The value of business analytics


Most organizations have a relatively immature understanding of what “business analytics” is, let alone how it creates value.

By Evan Stubbs

The intersection of statistically based insight and the realization that information can be an asset has had and will continue to have serious reverberations in the business world. Being smarter has always meant being successful; as far back as the 19th century, analytics was already generating competitive advantage.

Success requires more than just knowledge of statistics or ways of dealing with “big data.” Execution is essential, but without a plan and commitment, little happens. Success also requires an understanding of how analytics translates to competitive advantage.

Possibly the best-guarded secret in business analytics is that, in practice, its success comes down not only to organizational culture but also to the ability of managers to successfully sell the value of analytics. As researchers such as Thomas Davenport and Jeanne Harris have rightly pointed out, overall success can often be linked to a variety of factors including organizational structure, management commitment and successful strategic planning.
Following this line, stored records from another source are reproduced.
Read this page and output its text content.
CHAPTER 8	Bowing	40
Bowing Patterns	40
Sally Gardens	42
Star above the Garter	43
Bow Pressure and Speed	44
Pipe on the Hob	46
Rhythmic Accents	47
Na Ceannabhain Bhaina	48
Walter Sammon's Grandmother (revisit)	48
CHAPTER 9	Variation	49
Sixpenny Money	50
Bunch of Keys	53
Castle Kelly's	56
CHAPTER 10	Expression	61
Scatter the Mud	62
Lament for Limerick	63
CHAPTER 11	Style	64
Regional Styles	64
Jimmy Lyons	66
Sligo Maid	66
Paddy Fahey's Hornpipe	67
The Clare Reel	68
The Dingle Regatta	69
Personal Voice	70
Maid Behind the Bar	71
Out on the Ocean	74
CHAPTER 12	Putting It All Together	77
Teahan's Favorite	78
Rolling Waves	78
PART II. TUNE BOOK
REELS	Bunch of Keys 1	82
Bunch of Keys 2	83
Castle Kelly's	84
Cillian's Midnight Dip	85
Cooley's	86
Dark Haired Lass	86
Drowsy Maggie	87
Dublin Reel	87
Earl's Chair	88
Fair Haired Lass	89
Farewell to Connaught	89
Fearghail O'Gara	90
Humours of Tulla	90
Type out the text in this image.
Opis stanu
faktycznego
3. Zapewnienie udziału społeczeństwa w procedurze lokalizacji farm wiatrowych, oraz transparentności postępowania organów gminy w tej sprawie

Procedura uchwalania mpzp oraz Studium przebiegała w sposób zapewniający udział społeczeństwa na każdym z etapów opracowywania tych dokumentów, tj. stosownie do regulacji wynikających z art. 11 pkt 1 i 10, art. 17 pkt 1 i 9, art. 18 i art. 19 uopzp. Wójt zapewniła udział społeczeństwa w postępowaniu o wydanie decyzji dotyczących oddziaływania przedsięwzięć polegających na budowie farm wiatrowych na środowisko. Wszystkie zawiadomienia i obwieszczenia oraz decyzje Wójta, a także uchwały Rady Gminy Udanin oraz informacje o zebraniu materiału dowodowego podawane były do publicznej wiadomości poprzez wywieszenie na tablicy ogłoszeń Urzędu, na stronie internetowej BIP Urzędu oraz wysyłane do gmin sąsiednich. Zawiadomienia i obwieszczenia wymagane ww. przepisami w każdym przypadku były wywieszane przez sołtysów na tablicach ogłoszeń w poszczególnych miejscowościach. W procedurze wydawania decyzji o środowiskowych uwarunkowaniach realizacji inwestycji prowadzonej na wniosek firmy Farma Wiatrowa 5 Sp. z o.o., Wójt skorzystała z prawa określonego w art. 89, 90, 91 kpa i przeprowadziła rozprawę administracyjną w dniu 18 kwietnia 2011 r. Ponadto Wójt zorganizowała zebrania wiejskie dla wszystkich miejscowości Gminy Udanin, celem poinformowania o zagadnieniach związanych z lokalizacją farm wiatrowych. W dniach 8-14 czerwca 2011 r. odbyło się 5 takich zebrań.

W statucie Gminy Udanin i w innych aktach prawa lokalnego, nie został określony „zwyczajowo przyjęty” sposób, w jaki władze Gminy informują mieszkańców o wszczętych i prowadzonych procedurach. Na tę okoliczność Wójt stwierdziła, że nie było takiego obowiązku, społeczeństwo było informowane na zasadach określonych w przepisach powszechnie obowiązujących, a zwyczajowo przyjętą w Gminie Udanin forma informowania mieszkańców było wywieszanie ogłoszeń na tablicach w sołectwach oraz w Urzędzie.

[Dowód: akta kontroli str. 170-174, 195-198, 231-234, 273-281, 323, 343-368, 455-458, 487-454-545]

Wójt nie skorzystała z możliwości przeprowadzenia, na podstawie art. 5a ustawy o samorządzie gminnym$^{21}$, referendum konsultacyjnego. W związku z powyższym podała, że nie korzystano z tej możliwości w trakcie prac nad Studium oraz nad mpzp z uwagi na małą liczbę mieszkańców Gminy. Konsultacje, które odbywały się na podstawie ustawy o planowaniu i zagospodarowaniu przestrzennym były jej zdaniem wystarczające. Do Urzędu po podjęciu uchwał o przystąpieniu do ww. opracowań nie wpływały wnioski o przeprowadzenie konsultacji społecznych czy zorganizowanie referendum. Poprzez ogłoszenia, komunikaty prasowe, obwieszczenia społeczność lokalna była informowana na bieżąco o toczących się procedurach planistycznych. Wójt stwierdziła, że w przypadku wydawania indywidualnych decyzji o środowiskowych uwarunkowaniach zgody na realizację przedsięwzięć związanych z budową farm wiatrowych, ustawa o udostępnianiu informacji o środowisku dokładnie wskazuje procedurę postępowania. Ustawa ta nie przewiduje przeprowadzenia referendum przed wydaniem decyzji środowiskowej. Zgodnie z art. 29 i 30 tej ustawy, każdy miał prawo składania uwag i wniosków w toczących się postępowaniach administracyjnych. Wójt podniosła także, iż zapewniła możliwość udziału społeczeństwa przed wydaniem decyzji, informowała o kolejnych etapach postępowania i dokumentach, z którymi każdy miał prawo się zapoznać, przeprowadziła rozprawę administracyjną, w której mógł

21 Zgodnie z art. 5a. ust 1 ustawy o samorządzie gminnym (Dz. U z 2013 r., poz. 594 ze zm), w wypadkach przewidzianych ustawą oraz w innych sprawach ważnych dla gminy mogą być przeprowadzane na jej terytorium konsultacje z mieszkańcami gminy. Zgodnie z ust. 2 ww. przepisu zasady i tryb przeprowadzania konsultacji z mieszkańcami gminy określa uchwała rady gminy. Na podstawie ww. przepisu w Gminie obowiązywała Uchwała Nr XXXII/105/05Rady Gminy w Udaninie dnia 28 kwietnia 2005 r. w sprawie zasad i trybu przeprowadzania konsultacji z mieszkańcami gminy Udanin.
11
However, it’s often “where the rubber hits the road” that the greatest impact can occur.

Analytics is a multi-disciplinary activity: the value from insight comes not from the activity but from the execution. Often, this crosses a variety of departments within an organization – few analytics groups have responsibility for both the insight creation and the execution of that insight. Because of this, selling the value of analytics isn’t just a goal for managers; it’s a necessary criterion for success.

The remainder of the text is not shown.